Not by Length

“The advantage of living is not measured by length, but by use; some men have lived long, and lived little; attend to it while you are in it. It lies in your will, not in the number of years, for you to have lived enough.” (Montaigne, I:20, 67, Frame)

The Thing I Fear Most

“Those who have been well drubbed in some battle, and who are still all wounded and bloody — you can perfectly well bring them back to the charge the next day. But those who have conceived a healthy fear of the enemy — you would never get them to look him in the face. Those who are in pressing fear of losing their property, of being exiled, of being subjugated, live in constant anguish, losing even the capacity to drink, eat, and rest; whereas the poor, the exiles, and the slaves often live as joyfully as other men. And so many people who, unable to endure the pangs of fear, have hanged themselves, drowned themselves, or leaped to their death, have taught us well that fear is even more unwelcome and unbearable than death itself.” (Montaigne, I:18, 53, Frame)

Idle Fancy

“What an idle fancy it is to expect to die of a decay of powers brought on by extreme old age, and to set ourselves this term for our duration, since that is the rarest of all deaths and the least customary! We call it alone natural, as if it were contrary to nature to see a man break his neck by a fall, be drowned in a shipwreck, or be snatched away by the plague or a pleurisy, and as if our ordinary condition did not expose us to all these mishaps.” (I:57, 236, Frame)

No More Pretending

“In everything else there may be sham: the fine reasonings of philosophy may be a mere pose in us; or else our trials, by not testing us to the quick, give us a chance to keep our face always composed. But in the last scene, between death and ourselves, there is no more pretending; we must talk plain French, we must show what there is that is good and clean at the bottom of the pot…. I leave it to death to test the fruit of my studies. We shall see then whether my reasonings come from my mouth or from my heart.” (I:19, 55, Frame)

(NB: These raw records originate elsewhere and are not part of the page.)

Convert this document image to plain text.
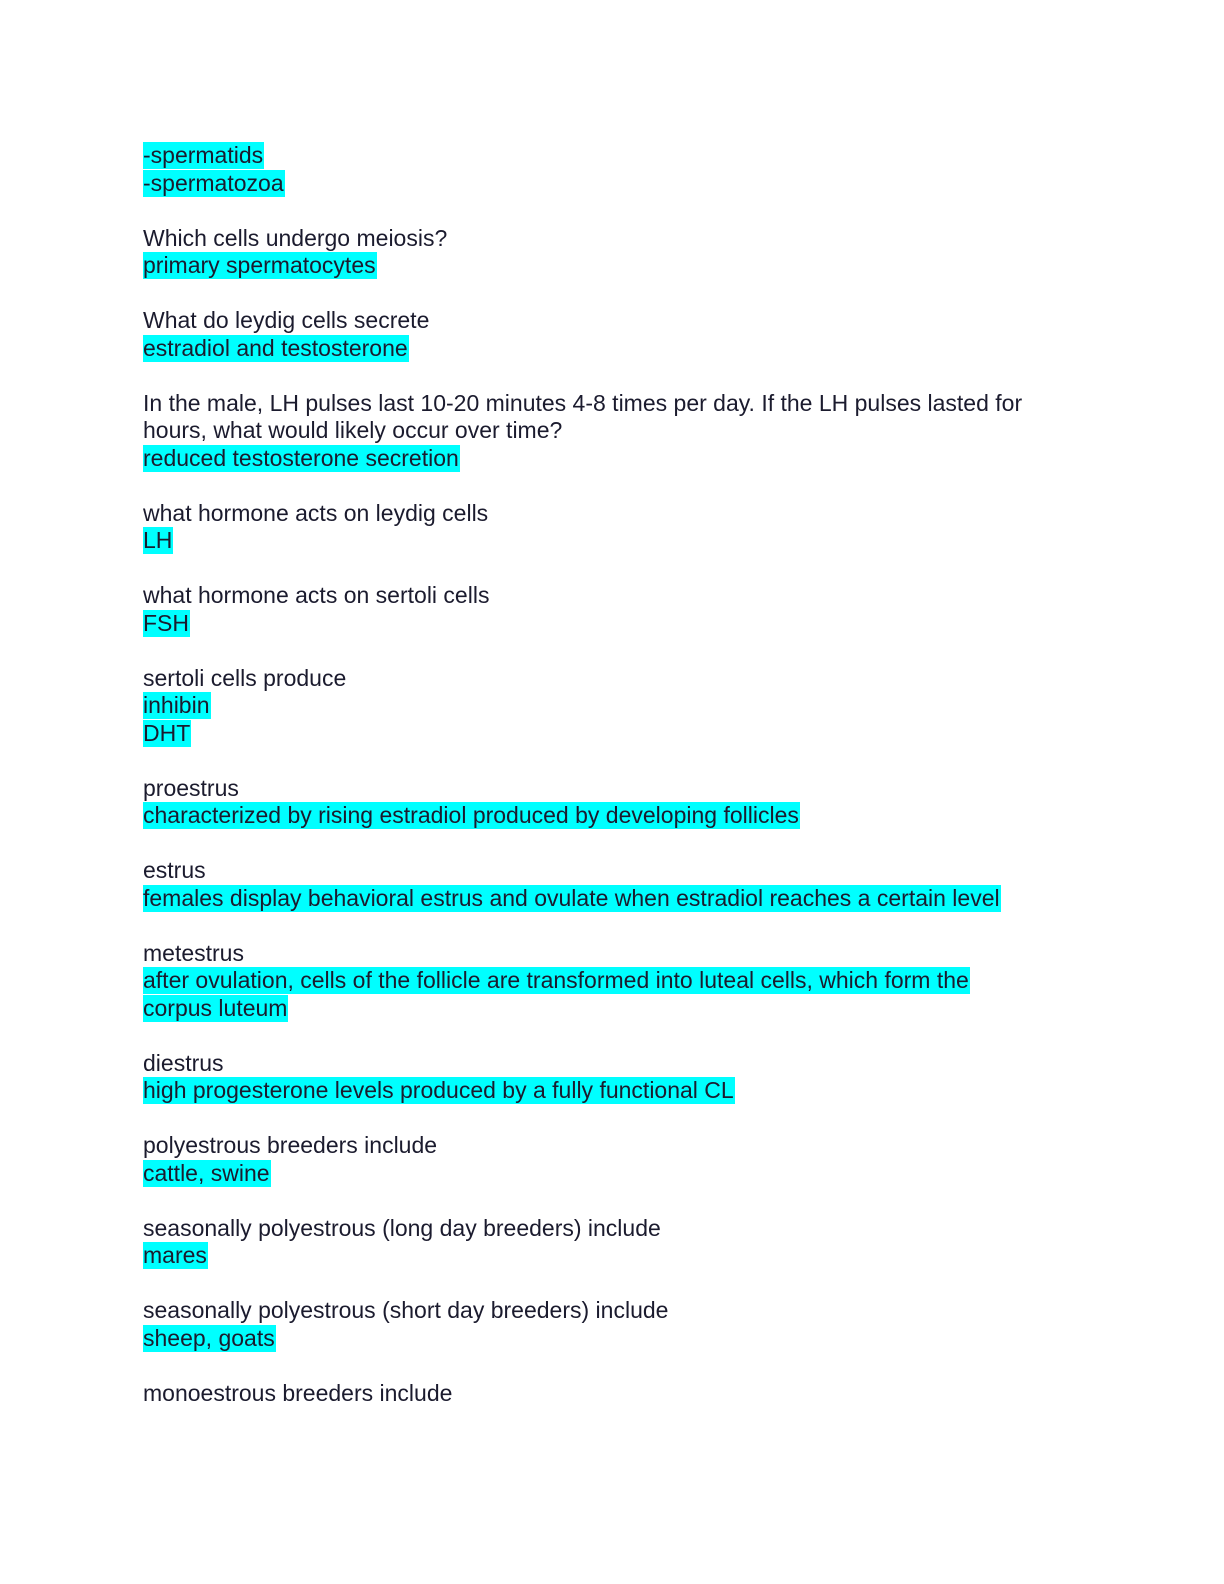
-spermatids
-spermatozoa
Which cells undergo meiosis?
primary spermatocytes
What do leydig cells secrete
estradiol and testosterone
In the male, LH pulses last 10-20 minutes 4-8 times per day. If the LH pulses lasted for hours, what would likely occur over time?
reduced testosterone secretion
what hormone acts on leydig cells
LH
what hormone acts on sertoli cells
FSH
sertoli cells produce
inhibin
DHT
proestrus
characterized by rising estradiol produced by developing follicles
estrus
females display behavioral estrus and ovulate when estradiol reaches a certain level
metestrus
after ovulation, cells of the follicle are transformed into luteal cells, which form the
corpus luteum
diestrus
high progesterone levels produced by a fully functional CL
polyestrous breeders include
cattle, swine
seasonally polyestrous (long day breeders) include
mares
seasonally polyestrous (short day breeders) include
sheep, goats
monoestrous breeders include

“The Thing I Fear Most is Fear”

“Those who have been well drubbed in some battle, and who are still all wounded and bloody—you can perfectly well bring them back to the charge the next day. But those who have conceived a healthy fear of the enemy—you would never get them to look him in the face. Those who are in pressing gear of losing their property, of being exiled, of being subjugated, live in constant anguish, losing even the capacity to drink, eat, and res; whereas the poor, the exiles, and the slaves often live as joyfully as other men.” (I:18, 53, Frame) Cf. James, “On Some Mental Effects of the Earthquake.”